The most common complication of ECMO is bleeding. This is because a medication called heparin is pumped into the ECMO circuit to prevent blood clots from forming. Heparin does this by thinning the blood that so clots are less likely to form. Most often, bleeding occurs around the ECMO cannula sites, or other surgical sites on the body. However, it is possible for bleeding to occur anywhere in the body while a patient is on heparin. The most dangerous bleeding may happen in or around the brain. Therefore, the ECMO team is constantly monitoring and assessing for signs of bleeding.

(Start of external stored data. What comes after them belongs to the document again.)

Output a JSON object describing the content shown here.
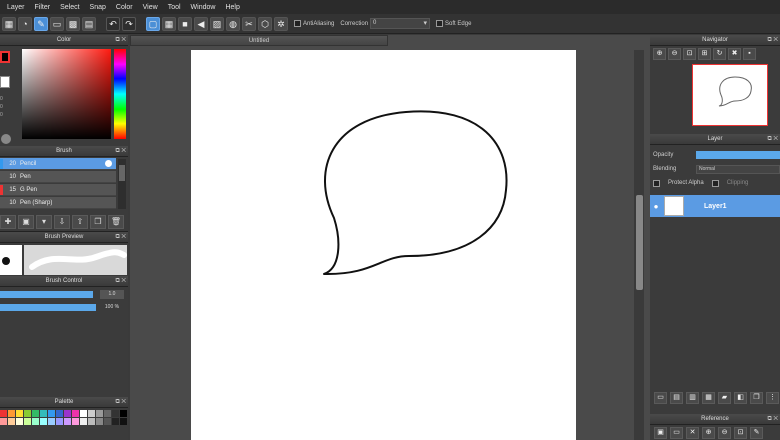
{
  "menu": [
    "Layer",
    "Filter",
    "Select",
    "Snap",
    "Color",
    "View",
    "Tool",
    "Window",
    "Help"
  ],
  "toolbar": {
    "antialiasing_label": "AntiAliasing",
    "correction_label": "Correction",
    "correction_value": "0",
    "soft_edge_label": "Soft Edge"
  },
  "color_panel": {
    "title": "Color",
    "values": [
      "0",
      "0",
      "0"
    ]
  },
  "brush_panel": {
    "title": "Brush",
    "items": [
      {
        "size": "20",
        "name": "Pencil",
        "selected": true
      },
      {
        "size": "10",
        "name": "Pen",
        "selected": false
      },
      {
        "size": "15",
        "name": "G Pen",
        "selected": false
      },
      {
        "size": "10",
        "name": "Pen (Sharp)",
        "selected": false
      }
    ]
  },
  "brush_preview": {
    "title": "Brush Preview"
  },
  "brush_control": {
    "title": "Brush Control",
    "size_value": "1.0",
    "opacity_value": "100 %",
    "size_level": 0.97,
    "opacity_level": 1.0
  },
  "palette": {
    "title": "Palette",
    "colors": [
      "#e33",
      "#f93",
      "#fd3",
      "#8c3",
      "#3b6",
      "#3bb",
      "#39e",
      "#36c",
      "#93c",
      "#e3a",
      "#fff",
      "#ccc",
      "#999",
      "#666",
      "#333",
      "#000",
      "#f99",
      "#fc9",
      "#ffd",
      "#cf9",
      "#9fc",
      "#9ff",
      "#9cf",
      "#99f",
      "#c9f",
      "#f9d",
      "#eee",
      "#bbb",
      "#888",
      "#555",
      "#222",
      "#111"
    ]
  },
  "document": {
    "tab_title": "Untitled"
  },
  "navigator": {
    "title": "Navigator"
  },
  "layer_panel": {
    "title": "Layer",
    "opacity_label": "Opacity",
    "blending_label": "Blending",
    "blending_value": "Normal",
    "protect_alpha_label": "Protect Alpha",
    "clipping_label": "Clipping",
    "layers": [
      {
        "name": "Layer1",
        "visible": true
      }
    ]
  },
  "reference": {
    "title": "Reference"
  }
}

It is also possible for any part of the ECMO circuit to fail or rupture (break open). It is the ECMO specialists' job to constantly watch the circuit and detect potential complications. If the circuit fails or ruptures, the advanced technology specialists and ECMO specialists are specially trained to respond right away to correct the problem. The patient must be taken off ECMO prior to repairing or replacing the ECMO machine. During this time, your loved one will be given the support needed until ECMO can be restarted.
Small blood clots or air bubbles could possibly enter the bloodstream of the ECMO circuit. The ECMO team takes every possible measure to prevent clots or air from reaching the patient, which could cause a serious injury in the brain or lungs, called an embolism (em-bow-liz-em). A "bubble detector" is a safety device that may be present on some circuits that stops the pump when a bubble is "seen" within the tubing. This allows the ECMO specialist to remove the air before it reaches the patient.